My publisher suggested I have an ambiguous photo made, a sort of androgynous look. For a woman who bears a strong resemblance to a fertility goddess, this was quite a challenge, but it seemed like a reasonable compromise. I thought that, since my PI, Jared, has horses, it might work to wear a cowboy hat and maybe an Australian-style duster. If I included the horse, it would draw even more attention away from me.
I went online and looked at dozens and dozens of photographers' websites. After days of searching, I found this guy, Jeff Frazier. You can read his blog here. His photos are wonderful, and he's a delight to work with.

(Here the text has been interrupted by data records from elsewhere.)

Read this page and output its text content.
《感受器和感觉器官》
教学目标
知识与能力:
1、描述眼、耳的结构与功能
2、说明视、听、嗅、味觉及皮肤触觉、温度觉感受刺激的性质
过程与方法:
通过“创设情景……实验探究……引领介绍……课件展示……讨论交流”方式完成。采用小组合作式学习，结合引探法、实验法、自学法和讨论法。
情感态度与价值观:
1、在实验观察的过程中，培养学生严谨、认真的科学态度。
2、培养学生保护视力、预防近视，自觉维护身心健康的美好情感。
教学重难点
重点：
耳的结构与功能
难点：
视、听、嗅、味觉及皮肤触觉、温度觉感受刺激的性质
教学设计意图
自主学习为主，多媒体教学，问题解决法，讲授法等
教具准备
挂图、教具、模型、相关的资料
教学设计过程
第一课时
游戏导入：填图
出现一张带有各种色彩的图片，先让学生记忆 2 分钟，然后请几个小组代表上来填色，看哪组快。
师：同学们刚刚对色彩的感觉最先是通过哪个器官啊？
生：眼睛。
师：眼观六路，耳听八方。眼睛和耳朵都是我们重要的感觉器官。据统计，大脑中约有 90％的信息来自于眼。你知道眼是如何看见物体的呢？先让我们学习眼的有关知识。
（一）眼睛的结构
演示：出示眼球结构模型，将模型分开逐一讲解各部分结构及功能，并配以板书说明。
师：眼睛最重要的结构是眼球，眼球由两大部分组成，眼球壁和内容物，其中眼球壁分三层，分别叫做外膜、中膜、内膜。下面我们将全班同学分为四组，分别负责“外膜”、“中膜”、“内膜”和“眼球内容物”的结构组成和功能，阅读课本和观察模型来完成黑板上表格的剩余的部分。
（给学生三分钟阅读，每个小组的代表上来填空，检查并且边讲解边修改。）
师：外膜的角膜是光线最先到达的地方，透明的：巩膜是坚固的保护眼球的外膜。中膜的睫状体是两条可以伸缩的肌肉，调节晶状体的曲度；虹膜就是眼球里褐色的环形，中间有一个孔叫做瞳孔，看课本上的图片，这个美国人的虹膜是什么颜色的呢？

I emailed Jeff and told him what I needed. He seemed intrigued by the challenge, and his prices were reasonable, so we arranged a photo shoot at the pasture where a friend of mine kept two horses. (They're my horses now, but that's another story.)
It was a beautiful fall day, and the pasture was filled with some kind of tall, golden grass that looked like but wasn't wheat. In spite of my near-phobia about cameras, Jeff made the shoot fun and took what seemed like hundreds of photos--some that obscured most of me and some I could use for head shots and other promotional materials. By the time he left, I felt like a movie star.
After my agent, my mom, and several friends had helped me narrow the choices, he sent me two retouched/polished photos, one for the cover and one for a head shot where I don't need to be obscured. The CD with the others is on its way.
Here's what we decided on for the cover. Not so ambiguous, but at least there's a horse to draw attention away from me. That's Pete--short for Peter Pan. Isn't he handsome?
What are your experiences with author photos? Love 'em? Hate 'em? Consider them a necessary evil? Do author photos influence you to buy (or not buy) a book?